API: Set ops for CategoricalIndex · Issue #10186 · pandas-dev/pandas (original) (raw)

Derived from #10157. Would like to clarify what these results should be. Basically, I think:

Followings are current results.

intersection

# for reference
pd.Index([1, 2, 3, 1, 2, 3]).intersection(pd.Index([2, 3, 4, 2, 3, 4]))
# Int64Index([2, 2, 3, 3], dtype='int64')

pd.CategoricalIndex([1, 2, 3, 1, 2, 3]).intersection(pd.CategoricalIndex([2, 3, 4, 2, 3, 4]))
# CategoricalIndex([2, 2, 3, 3], categories=[1, 2, 3], ordered=False, dtype='category')
# -> Is this OK or it should have categories=[2, 3]?

union

Doc says "Form the union of two Index objects and sorts if possible". I'm not sure whether the last sentence says "raise error if sort is impossible" or "not sort if impossible"?

pd.Index([1, 2, 4]).union(pd.Index([2, 3, 4]))
# Int64Index([1, 2, 3, 4], dtype='int64')
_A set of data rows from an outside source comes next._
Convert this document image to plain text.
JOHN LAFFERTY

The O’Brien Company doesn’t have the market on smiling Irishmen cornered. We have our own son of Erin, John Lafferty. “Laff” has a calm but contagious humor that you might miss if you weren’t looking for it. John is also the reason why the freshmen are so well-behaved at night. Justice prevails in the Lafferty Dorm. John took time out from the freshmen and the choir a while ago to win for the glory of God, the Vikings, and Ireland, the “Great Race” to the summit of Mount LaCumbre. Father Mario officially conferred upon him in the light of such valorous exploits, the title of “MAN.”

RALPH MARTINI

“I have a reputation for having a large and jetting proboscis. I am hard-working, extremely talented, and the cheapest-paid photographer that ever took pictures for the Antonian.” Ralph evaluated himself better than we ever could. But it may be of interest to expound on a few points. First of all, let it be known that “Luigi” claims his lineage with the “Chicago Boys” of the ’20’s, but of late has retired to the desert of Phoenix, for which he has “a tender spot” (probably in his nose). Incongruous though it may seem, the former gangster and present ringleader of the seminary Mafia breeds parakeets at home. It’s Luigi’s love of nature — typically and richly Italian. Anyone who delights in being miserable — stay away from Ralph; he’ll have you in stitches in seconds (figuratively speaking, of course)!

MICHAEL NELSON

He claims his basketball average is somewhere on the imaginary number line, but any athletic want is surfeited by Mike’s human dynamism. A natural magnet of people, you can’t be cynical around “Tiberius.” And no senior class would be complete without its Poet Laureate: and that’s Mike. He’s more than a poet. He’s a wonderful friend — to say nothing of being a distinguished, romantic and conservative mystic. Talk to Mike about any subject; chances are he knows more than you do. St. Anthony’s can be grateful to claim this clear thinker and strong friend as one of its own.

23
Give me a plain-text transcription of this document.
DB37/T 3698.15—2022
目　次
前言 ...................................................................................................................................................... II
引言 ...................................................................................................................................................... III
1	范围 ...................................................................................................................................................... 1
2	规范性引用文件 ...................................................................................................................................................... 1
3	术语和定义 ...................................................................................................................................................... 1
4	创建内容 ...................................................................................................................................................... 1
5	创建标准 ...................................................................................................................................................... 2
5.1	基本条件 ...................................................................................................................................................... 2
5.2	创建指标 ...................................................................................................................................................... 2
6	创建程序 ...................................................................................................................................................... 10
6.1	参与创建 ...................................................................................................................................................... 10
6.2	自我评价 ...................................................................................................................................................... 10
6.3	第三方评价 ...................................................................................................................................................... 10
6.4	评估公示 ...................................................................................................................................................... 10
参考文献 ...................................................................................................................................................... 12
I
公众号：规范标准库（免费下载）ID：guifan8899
pd.CategoricalIndex([1, 2, 4]).union(pd.CategoricalIndex([2, 3, 4]))
# CategoricalIndex([1, 2, 4, 3], categories=[1, 2, 3, 4], ordered=False, dtype='category')
# -> Should be sorted?
pd.Index([1, 2, 3, 1, 2, 3]).union(pd.Index([2, 3, 4, 2, 3, 4]))
# InvalidIndexError: Reindexing only valid with uniquely valued Index objects
-> This should results Index([1, 2, 3, 1, 2, 3, 4, 4])?

pd.CategoricalIndex([1, 2, 3, 1, 2, 3]).union(pd.CategoricalIndex([2, 3, 4, 2, 3, 4]))
# TypeError: type() takes 1 or 3 arguments
# -> should raise understandable error, or Int64Index shouldn't raise (and return unsorted result?)

difference

pd.CategoricalIndex([1, 2, 4, 5]).difference(pd.CategoricalIndex([2, 3, 4]))
# Int64Index([1, 5], dtype='int64')
# -> should be CategoricalIndex?

sym_diff

pd.CategoricalIndex([1, 2, 4, 5]).sym_diff(pd.CategoricalIndex([2, 4]))
# Int64Index([1, 5], dtype='int64')
# -> should be CategoricalIndex?